The pensioner argument
In 1984, as BA prepared for privatisation, members of the APS were offered the opportunity to move the New Airways Pension Scheme (NAPS). The newer scheme offered a less generous pension and required lower contributions from both parties. However, the reduced pension was seen as critical for the government to get the best from privatisation.
In return, APS pensioners were offered generous cash lump-sums to mitigate any losses. Around half of the 34,000 members moved to the NAPS.
Those who did not move over were guaranteed inflation uprating in payment by the only available measure, RPI. The pensioners say the airline has been a private company for over 25 years, and the decision to continue linking its scheme with government policies does not wash.
APS pensioner and former BA pilot Captain Mike Post says the battle was triggered by the dispute on a discretionary increase.
The trustees of the APS, since the decision to change indexation, have consistently asserted their desire to return to RPI.
Earlier this year, the trustees wrote to pensioners saying once the scheme's valuation was complete they hoped to be able to decide on a discretionary increase above CPI.
However, the trustees continued: "We have been held up because BA has raised further concerns [about a possible discretionary increase] with us and The Pensions Regulator (TPR), which we must first discuss with them.
"Our approach to the current consultation [about a possible discretionary increase] with BA will therefore continue to be robust."
Post says this comment from the trustees sparked the discussion over legal action. The pensioners felt with BA pushing back on the trustees over a discretionary increase, the time had come to take a fight to the airline.
The story so far
In early November, 50 pensioners filed cases with the small claims court seeking compensation for the difference between CPI and RPI, from the change in 2011 to date.
Both parties had until 4 November to submit their defence. However, after the airline missed the deadline, APS pensioner Ian Fullalove was awarded £1,200 compensation covering losses stemming from the lower CPI inflation uprate.
The airline had sent a request to Fullalove and other claimants via its lawyer DLA Piper looking for a 28-day extension to the 4 November deadline.
However, it only gave a 36-hour deadline to reply and said any costs incurred seeking its own extension from the court would be passed onto pensioners.
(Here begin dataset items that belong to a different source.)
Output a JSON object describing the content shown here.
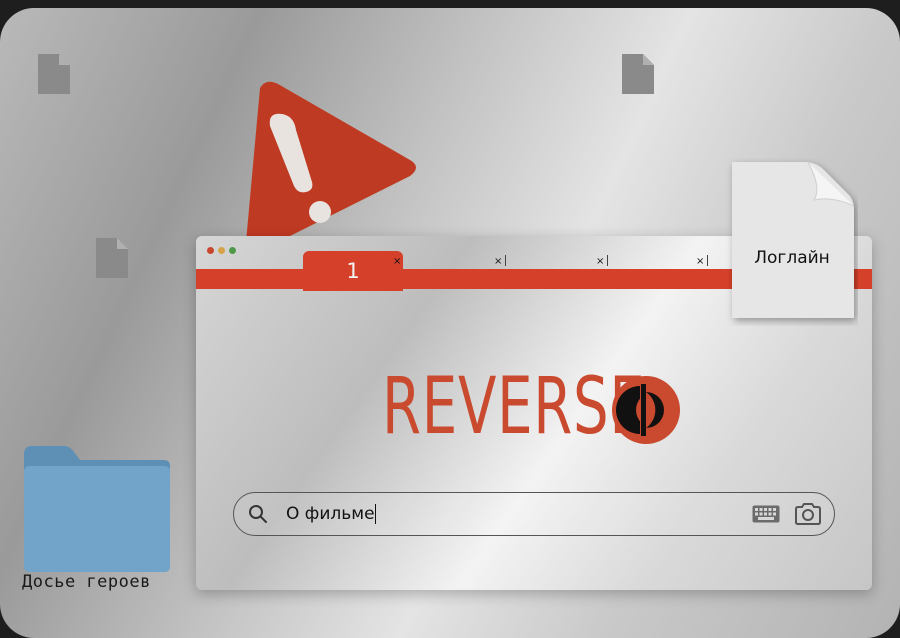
{
  "desktop": {
    "folder_label": "Досье героев",
    "login_file_label": "Логлайн"
  },
  "browser": {
    "active_tab_label": "1",
    "tab_close_glyph": "×",
    "logo_text": "REVERSE",
    "search": {
      "value": "О фильме",
      "placeholder": ""
    }
  },
  "icons": {
    "warning": "warning-triangle-icon",
    "document": "document-icon",
    "folder": "folder-icon",
    "search": "search-icon",
    "keyboard": "keyboard-icon",
    "camera": "camera-icon",
    "logo_mark": "reverse-logo-mark-icon"
  },
  "colors": {
    "accent": "#d5402a",
    "warning": "#c0392b",
    "folder": "#6fa1c6"
  }
}
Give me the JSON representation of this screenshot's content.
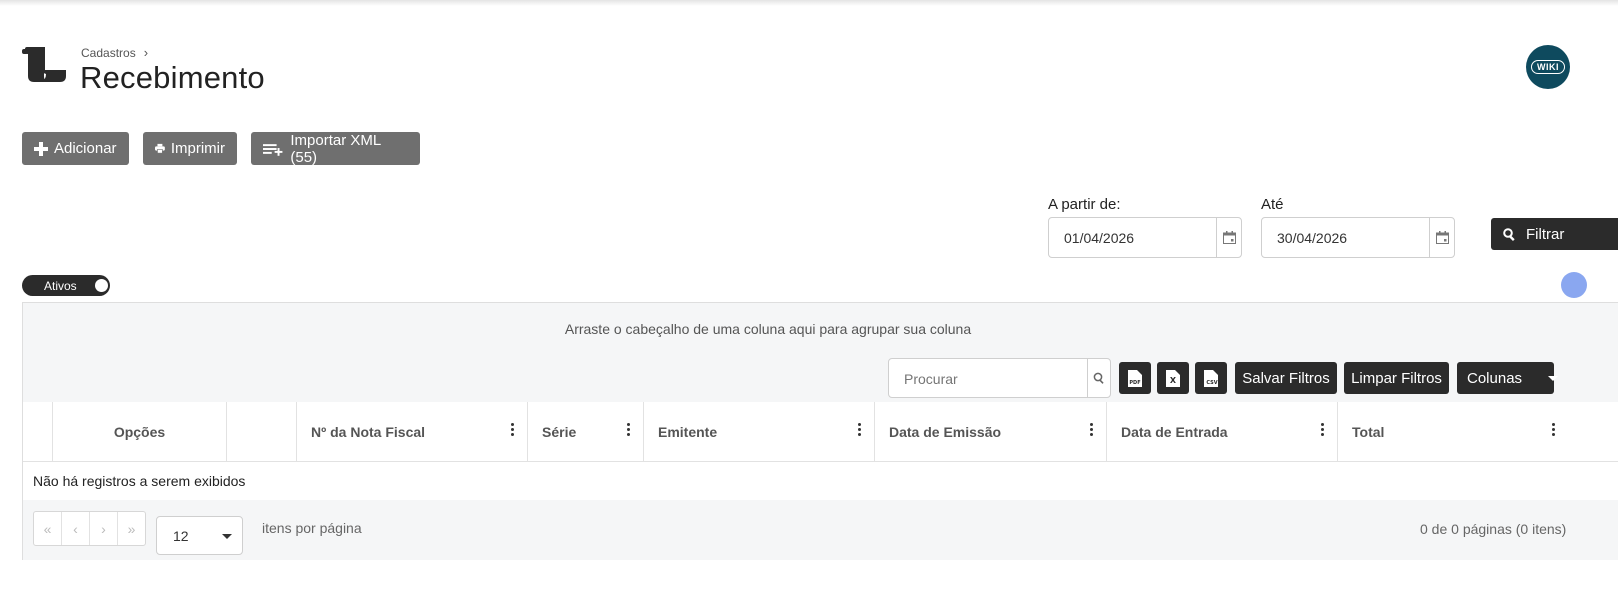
{
  "header": {
    "breadcrumb": "Cadastros",
    "title": "Recebimento",
    "wiki_label": "WIKI"
  },
  "actions": {
    "add_label": "Adicionar",
    "print_label": "Imprimir",
    "import_label": "Importar XML (55)"
  },
  "filters": {
    "from_label": "A partir de:",
    "from_value": "01/04/2026",
    "to_label": "Até",
    "to_value": "30/04/2026",
    "filter_label": "Filtrar"
  },
  "toggle": {
    "label": "Ativos",
    "on": true
  },
  "grid": {
    "group_hint": "Arraste o cabeçalho de uma coluna aqui para agrupar sua coluna",
    "search_placeholder": "Procurar",
    "toolbar": {
      "pdf_icon": "pdf-export-icon",
      "excel_icon": "excel-export-icon",
      "csv_icon": "csv-export-icon",
      "save_filters": "Salvar Filtros",
      "clear_filters": "Limpar Filtros",
      "columns": "Colunas"
    },
    "columns": [
      "Opções",
      "",
      "Nº da Nota Fiscal",
      "Série",
      "Emitente",
      "Data de Emissão",
      "Data de Entrada",
      "Total"
    ],
    "empty_message": "Não há registros a serem exibidos",
    "pager": {
      "first": "«",
      "prev": "‹",
      "next": "›",
      "last": "»",
      "page_size": "12",
      "page_size_label": "itens por página",
      "status": "0 de 0 páginas (0 itens)"
    }
  }
}
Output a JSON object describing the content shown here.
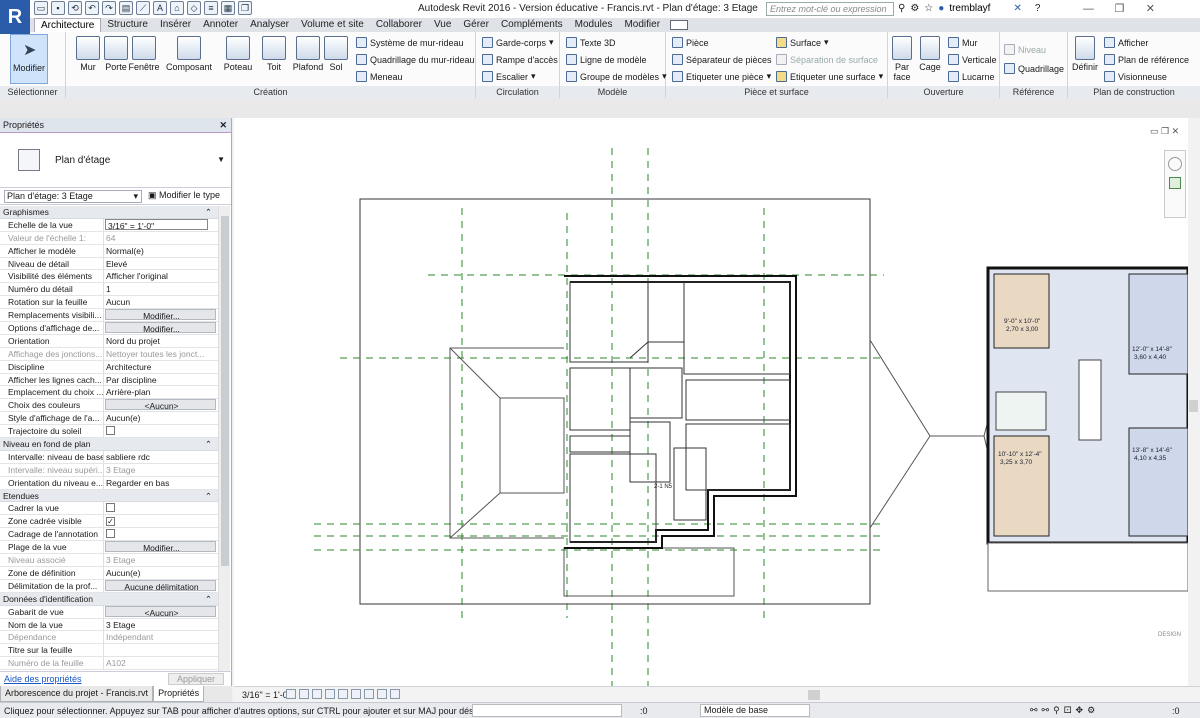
{
  "app": {
    "logo": "R",
    "title": "Autodesk Revit 2016 - Version éducative -    Francis.rvt - Plan d'étage: 3 Etage",
    "search_placeholder": "Entrez mot-clé ou expression",
    "user": "tremblayf"
  },
  "tabs": [
    "Architecture",
    "Structure",
    "Insérer",
    "Annoter",
    "Analyser",
    "Volume et site",
    "Collaborer",
    "Vue",
    "Gérer",
    "Compléments",
    "Modules",
    "Modifier"
  ],
  "ribbon": {
    "select": {
      "modify": "Modifier",
      "title": "Sélectionner"
    },
    "build": {
      "title": "Création",
      "buttons": [
        "Mur",
        "Porte",
        "Fenêtre",
        "Composant",
        "Poteau",
        "Toit",
        "Plafond",
        "Sol"
      ],
      "small": [
        "Système de mur-rideau",
        "Quadrillage du mur-rideau",
        "Meneau"
      ]
    },
    "circulation": {
      "title": "Circulation",
      "small": [
        "Garde-corps",
        "Rampe d'accès",
        "Escalier"
      ]
    },
    "model": {
      "title": "Modèle",
      "small": [
        "Texte 3D",
        "Ligne de modèle",
        "Groupe de modèles"
      ]
    },
    "room": {
      "title": "Pièce et surface",
      "left": [
        "Pièce",
        "Séparateur de pièces",
        "Etiqueter une pièce"
      ],
      "right": [
        "Surface",
        "Séparation de surface",
        "Etiqueter une surface"
      ]
    },
    "opening": {
      "title": "Ouverture",
      "big": [
        "Par face",
        "Cage"
      ],
      "small": [
        "Mur",
        "Verticale",
        "Lucarne"
      ]
    },
    "datum": {
      "title": "Référence",
      "small": [
        "Niveau",
        "Quadrillage"
      ]
    },
    "workplane": {
      "title": "Plan de construction",
      "big": "Définir",
      "small": [
        "Afficher",
        "Plan de référence",
        "Visionneuse"
      ]
    }
  },
  "properties": {
    "title": "Propriétés",
    "type_name": "Plan d'étage",
    "instance": "Plan d'étage: 3 Etage",
    "edit_type": "Modifier le type",
    "help": "Aide des propriétés",
    "apply": "Appliquer",
    "rows": [
      {
        "kind": "section",
        "label": "Graphismes"
      },
      {
        "label": "Echelle de la vue",
        "value": "3/16\" = 1'-0\"",
        "style": "boxed"
      },
      {
        "label": "Valeur de l'échelle   1:",
        "value": "64",
        "style": "dim"
      },
      {
        "label": "Afficher le modèle",
        "value": "Normal(e)"
      },
      {
        "label": "Niveau de détail",
        "value": "Elevé"
      },
      {
        "label": "Visibilité des éléments",
        "value": "Afficher l'original"
      },
      {
        "label": "Numéro du détail",
        "value": "1"
      },
      {
        "label": "Rotation sur la feuille",
        "value": "Aucun"
      },
      {
        "label": "Remplacements visibili...",
        "value": "Modifier...",
        "style": "btn"
      },
      {
        "label": "Options d'affichage de...",
        "value": "Modifier...",
        "style": "btn"
      },
      {
        "label": "Orientation",
        "value": "Nord du projet"
      },
      {
        "label": "Affichage des jonctions...",
        "value": "Nettoyer toutes les jonct...",
        "style": "dim"
      },
      {
        "label": "Discipline",
        "value": "Architecture"
      },
      {
        "label": "Afficher les lignes cach...",
        "value": "Par discipline"
      },
      {
        "label": "Emplacement du choix ...",
        "value": "Arrière-plan"
      },
      {
        "label": "Choix des couleurs",
        "value": "<Aucun>",
        "style": "btn"
      },
      {
        "label": "Style d'affichage de l'a...",
        "value": "Aucun(e)"
      },
      {
        "label": "Trajectoire du soleil",
        "check": false
      },
      {
        "kind": "section",
        "label": "Niveau en fond de plan"
      },
      {
        "label": "Intervalle: niveau de base",
        "value": "sabliere rdc"
      },
      {
        "label": "Intervalle: niveau supéri...",
        "value": "3 Etage",
        "style": "dim"
      },
      {
        "label": "Orientation du niveau e...",
        "value": "Regarder en bas"
      },
      {
        "kind": "section",
        "label": "Etendues"
      },
      {
        "label": "Cadrer la vue",
        "check": false
      },
      {
        "label": "Zone cadrée visible",
        "check": true
      },
      {
        "label": "Cadrage de l'annotation",
        "check": false
      },
      {
        "label": "Plage de la vue",
        "value": "Modifier...",
        "style": "btn"
      },
      {
        "label": "Niveau associé",
        "value": "3 Etage",
        "style": "dim"
      },
      {
        "label": "Zone de définition",
        "value": "Aucun(e)"
      },
      {
        "label": "Délimitation de la prof...",
        "value": "Aucune délimitation",
        "style": "btn"
      },
      {
        "kind": "section",
        "label": "Données d'identification"
      },
      {
        "label": "Gabarit de vue",
        "value": "<Aucun>",
        "style": "btn"
      },
      {
        "label": "Nom de la vue",
        "value": "3 Etage"
      },
      {
        "label": "Dépendance",
        "value": "Indépendant",
        "style": "dim"
      },
      {
        "label": "Titre sur la feuille",
        "value": ""
      },
      {
        "label": "Numéro de la feuille",
        "value": "A102",
        "style": "dim"
      }
    ]
  },
  "palette_tabs": [
    "Arborescence du projet - Francis.rvt",
    "Propriétés"
  ],
  "view": {
    "scale": "3/16\" = 1'-0\"",
    "room_labels": [
      "9'-0\" x 10'-0\"",
      "2,70 x 3,00",
      "12'-0\" x 14'-8\"",
      "3,60 x 4,40",
      "10'-10\" x 12'-4\"",
      "3,25 x 3,70",
      "13'-8\" x 14'-6\"",
      "4,10 x 4,35"
    ],
    "tag": "2-1 N5",
    "brand": "DESIGN"
  },
  "status": {
    "text": "Cliquez pour sélectionner. Appuyez sur TAB pour afficher d'autres options, sur CTRL pour ajouter et sur MAJ pour désact",
    "zero": ":0",
    "model": "Modèle de base",
    "filter": ":0"
  }
}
Given the tense relationship between the pensioners and the airline since the change, many claimants did not respond to the request.
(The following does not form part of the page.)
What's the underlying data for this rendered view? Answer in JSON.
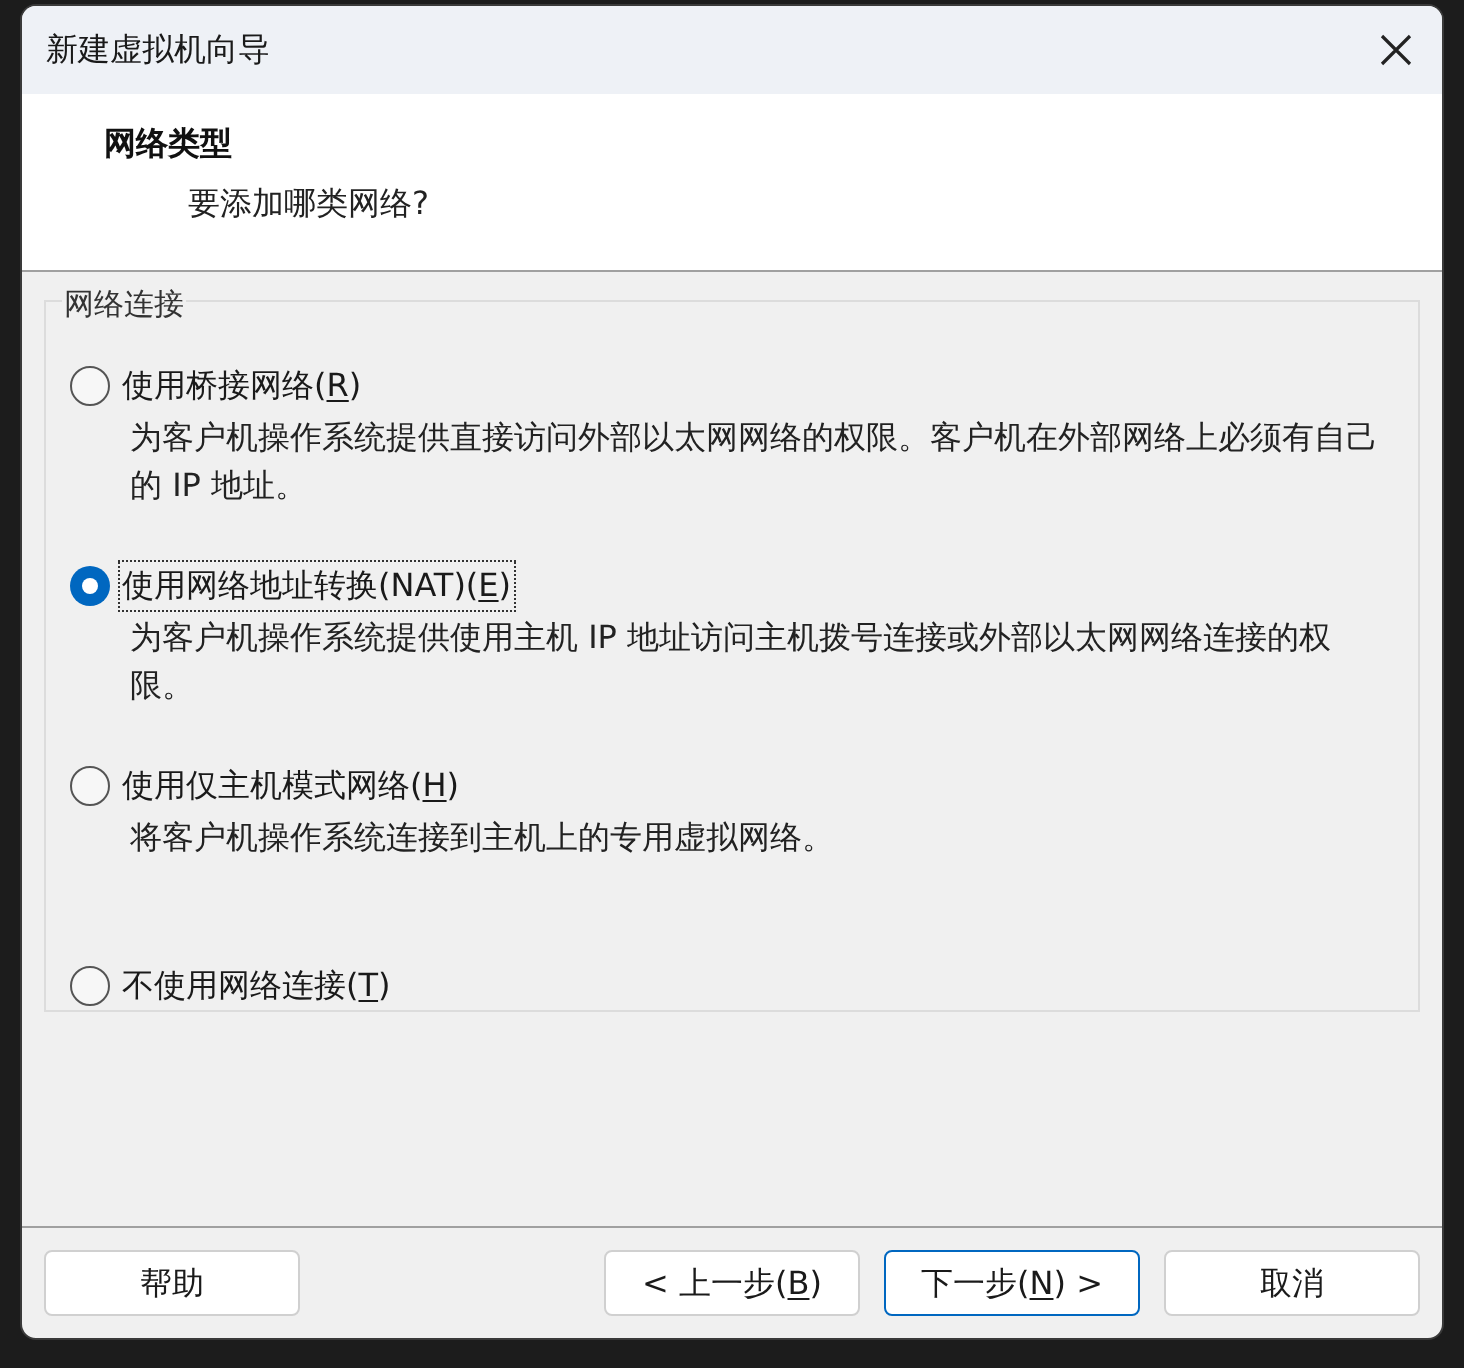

After the judgement, the airline said it was yet to settle the claim against Fullalove but vowed to continue contesting every claim made by pensioners against it.
In its defence, the airline says pensioners were in receipt of a very generous range of benefits which far outweighed what its employees get today. It also said the changes came about due to a movement in government policy.
The Pensions Ombudsman
While other court cases against the airline wait in the wings, over 200 complaints regarding the actions of the APS trustees are lodged with The Pensions Ombudsman (PO).
While the PO will look at the initial lead case, from Post, to rule on all others, the outcome will also define the next stage in the dispute.
Post says the PO case relates to legal advice taken by trustees after the switch. The advice said they could not enforce a switch back to RPI from CPI as they would be liable for compensation should CPI then be valued higher than RPI.
However, it did not seek a second opinion. Post says it is now understood the trustees' advice was not complete, and members seek compensation.
If the PO rules in favour of the pensioners, it will provide another foundation in the case against the airline.
Post says: "There is more real evidence coming forward which is bolstering our cause. We're hoping to have a case that is resolved on the facts, rather than BA's disinterest."